The piece above was commissioned by a friend who is a quilter. In fact, we did a trade: I painted a favorite scripture in calligraphy for her; she quilted a table-runner for my kitchen table. She specifically requested Micah 6:8 but left all design choices (other than color preference) up to me. Starting with sketches, I researched quilting symbols that could be incorporated into the layout. For the word “God”, I wanted 3 interconnected circles, representing the Trinity. But I needed it to clearly read as G O D. Playing around with line and color, I managed to make it work. The surface is cloth stretched across a canvas and attached using Matte Medium. Matte Medium is a liquid plastic, which looks like glue but isn’t sticky. When two surfaces are coated and pressed together, they dry with a permanent bond. I projected my design onto the canvas/cloth and sketched it in pencil. Painting was done with acrylics, though you can see where I used Matte Medium to attach bits of fabric detail as well. To use my art-geek vocabulary, this is the first time I’ve worked basically in a tertiary triad color scheme. Translation: main colors used were blue-green, red-violet, and yellow-orange.

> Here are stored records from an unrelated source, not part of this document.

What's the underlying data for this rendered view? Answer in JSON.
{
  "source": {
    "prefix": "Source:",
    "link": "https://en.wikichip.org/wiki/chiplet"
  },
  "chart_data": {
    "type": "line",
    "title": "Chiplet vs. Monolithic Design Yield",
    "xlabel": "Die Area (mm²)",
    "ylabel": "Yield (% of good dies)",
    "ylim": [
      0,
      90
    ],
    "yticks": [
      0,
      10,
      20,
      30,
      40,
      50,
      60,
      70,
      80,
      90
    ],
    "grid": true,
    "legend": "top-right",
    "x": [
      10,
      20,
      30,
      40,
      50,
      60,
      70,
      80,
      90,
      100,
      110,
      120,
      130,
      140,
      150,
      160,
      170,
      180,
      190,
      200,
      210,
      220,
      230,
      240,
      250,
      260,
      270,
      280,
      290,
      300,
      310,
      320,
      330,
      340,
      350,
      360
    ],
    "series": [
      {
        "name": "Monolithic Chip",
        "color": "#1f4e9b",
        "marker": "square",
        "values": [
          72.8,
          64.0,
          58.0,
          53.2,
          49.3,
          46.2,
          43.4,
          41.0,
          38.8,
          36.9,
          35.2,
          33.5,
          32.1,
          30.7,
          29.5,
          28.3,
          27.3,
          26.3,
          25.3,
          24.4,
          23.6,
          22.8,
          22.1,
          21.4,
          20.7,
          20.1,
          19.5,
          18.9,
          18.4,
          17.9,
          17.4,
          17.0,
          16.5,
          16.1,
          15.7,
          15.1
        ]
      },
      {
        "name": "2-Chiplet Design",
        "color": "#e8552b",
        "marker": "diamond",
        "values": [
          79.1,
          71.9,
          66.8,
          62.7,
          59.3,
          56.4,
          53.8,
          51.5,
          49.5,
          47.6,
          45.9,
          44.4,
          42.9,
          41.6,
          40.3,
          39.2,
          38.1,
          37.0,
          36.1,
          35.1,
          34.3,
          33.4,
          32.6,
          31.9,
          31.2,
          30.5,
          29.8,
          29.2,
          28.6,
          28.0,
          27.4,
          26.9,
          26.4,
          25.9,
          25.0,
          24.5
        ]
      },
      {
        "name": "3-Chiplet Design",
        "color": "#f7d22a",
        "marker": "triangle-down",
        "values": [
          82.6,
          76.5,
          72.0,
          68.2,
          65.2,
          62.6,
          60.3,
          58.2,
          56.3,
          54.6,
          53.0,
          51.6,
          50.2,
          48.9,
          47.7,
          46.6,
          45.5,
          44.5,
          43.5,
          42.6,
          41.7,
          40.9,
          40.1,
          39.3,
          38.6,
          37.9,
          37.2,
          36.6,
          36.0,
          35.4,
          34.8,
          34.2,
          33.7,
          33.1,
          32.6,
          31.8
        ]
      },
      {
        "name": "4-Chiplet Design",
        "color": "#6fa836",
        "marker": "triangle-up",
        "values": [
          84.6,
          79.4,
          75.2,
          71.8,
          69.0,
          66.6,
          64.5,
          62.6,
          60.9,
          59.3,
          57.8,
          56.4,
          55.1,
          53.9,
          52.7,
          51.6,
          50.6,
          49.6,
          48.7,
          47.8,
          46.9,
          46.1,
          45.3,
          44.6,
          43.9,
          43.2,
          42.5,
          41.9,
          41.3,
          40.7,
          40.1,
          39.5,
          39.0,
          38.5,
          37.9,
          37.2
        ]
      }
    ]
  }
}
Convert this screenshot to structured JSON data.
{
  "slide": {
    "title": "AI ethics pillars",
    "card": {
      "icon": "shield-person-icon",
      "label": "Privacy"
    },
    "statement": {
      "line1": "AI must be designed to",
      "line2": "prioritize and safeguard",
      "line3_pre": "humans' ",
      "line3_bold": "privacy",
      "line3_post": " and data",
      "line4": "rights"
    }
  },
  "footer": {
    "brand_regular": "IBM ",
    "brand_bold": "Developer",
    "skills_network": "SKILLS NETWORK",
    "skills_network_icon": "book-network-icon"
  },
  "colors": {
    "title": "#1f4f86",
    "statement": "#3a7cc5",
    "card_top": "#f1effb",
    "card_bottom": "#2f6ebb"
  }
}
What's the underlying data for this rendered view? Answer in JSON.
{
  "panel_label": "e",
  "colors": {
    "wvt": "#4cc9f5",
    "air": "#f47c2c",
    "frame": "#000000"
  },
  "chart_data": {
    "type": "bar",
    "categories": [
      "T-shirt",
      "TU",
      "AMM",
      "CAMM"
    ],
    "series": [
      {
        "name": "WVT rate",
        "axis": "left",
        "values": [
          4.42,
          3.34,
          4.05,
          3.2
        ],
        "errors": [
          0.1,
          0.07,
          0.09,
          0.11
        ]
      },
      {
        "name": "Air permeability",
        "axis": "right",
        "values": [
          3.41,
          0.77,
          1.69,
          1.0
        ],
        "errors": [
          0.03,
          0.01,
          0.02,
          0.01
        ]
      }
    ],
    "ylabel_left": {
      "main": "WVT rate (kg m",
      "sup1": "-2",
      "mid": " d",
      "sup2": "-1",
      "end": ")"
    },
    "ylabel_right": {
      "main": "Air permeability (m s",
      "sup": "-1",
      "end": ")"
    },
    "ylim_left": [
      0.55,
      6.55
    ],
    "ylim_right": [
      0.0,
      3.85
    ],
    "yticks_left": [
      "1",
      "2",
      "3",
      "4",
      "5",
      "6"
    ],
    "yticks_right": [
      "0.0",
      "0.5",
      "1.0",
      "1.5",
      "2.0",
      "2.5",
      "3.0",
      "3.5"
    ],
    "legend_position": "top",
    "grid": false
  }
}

This Saturday’s to-do list included laundry and should have included balancing my checkbook. But checkbook balancing can happen any old day. Rain clouds and wet grass meant no yard work for the afternoon. Sooo…I decided to paint!…no big surprise. I needed a gift idea for a friend, but hadn’t been happy with anything I’d thought of yet. Then I remembered that she’d taken a trip to South Africa with her family last summer. She’d posted pictures on Facebook. Going back to that album, I found a handful of shots with potential for painting. I didn’t really want to paint the typical safari scene. Instead, I was attracted to a photo of sheep on her grandparents’ farm. The dusty grey color palette reminded me of a quote by Andrew Wyeth (Pennsylvania-based painter from the mid 1900’s; son of N.C. Wyeth). Wyeth said, “I’ve been blamed for the fact that my pictures are colorless, but the color I use is so much like the country I live in.” We think of African art as bold, vibrant, colorful. And, yes, the people, the fabrics, the sunsets in Africa are vibrant. But the landscape itself is rather muted…sandy yellows, cream, beige, browns, muted greens. As Wyeth saw the beauty of this color-range in his Pennsylvania surroundings, I wanted to capture the beauty of rural Africa. A sheep pen constructed from tree limbs, with a makeshift gate and tangled wire mesh…using the natural and man-made resources on-hand to make do. This is the art and ingenuity of so many cultures; something we rarely see in urban/suburban America. Besides subject-matter and color scheme, I liked the framing of this particular photo. Fence-post, gate, and roof perfectly frame the sheep, whose interest in her feeding trough has been distracted by the viewer’s camera. Design-wise I could work almost directly from the original photo, without having to make major changes to image or cropping.
My palette for this piece consisted of: yellow ochre, violet, grey, with rusty-red thrown in as an accent color. I wanted to build up the surface (creating both real and implied texture) before painting. Not having any modeling paste around, I improvised with spackling. Yes, the stuff you use to fill holes in your wall can also be used to build texture on a painting! Apply it to the canvas/board with a palette knife or fingers and allow an hour for drying-time before you paint. When working with acrylics, adding modeling paste (or spackle) gives a 3D surface-quality that mimics impasto oil-painting techniques. In the close-up shown here, you can see what I mean.
My friend was thrilled with the gift, and recognized her grandparents’ farm at once. So, it was a worthwhile rainy day of painting! Perhaps I’ll balance the checkbook tomorrow.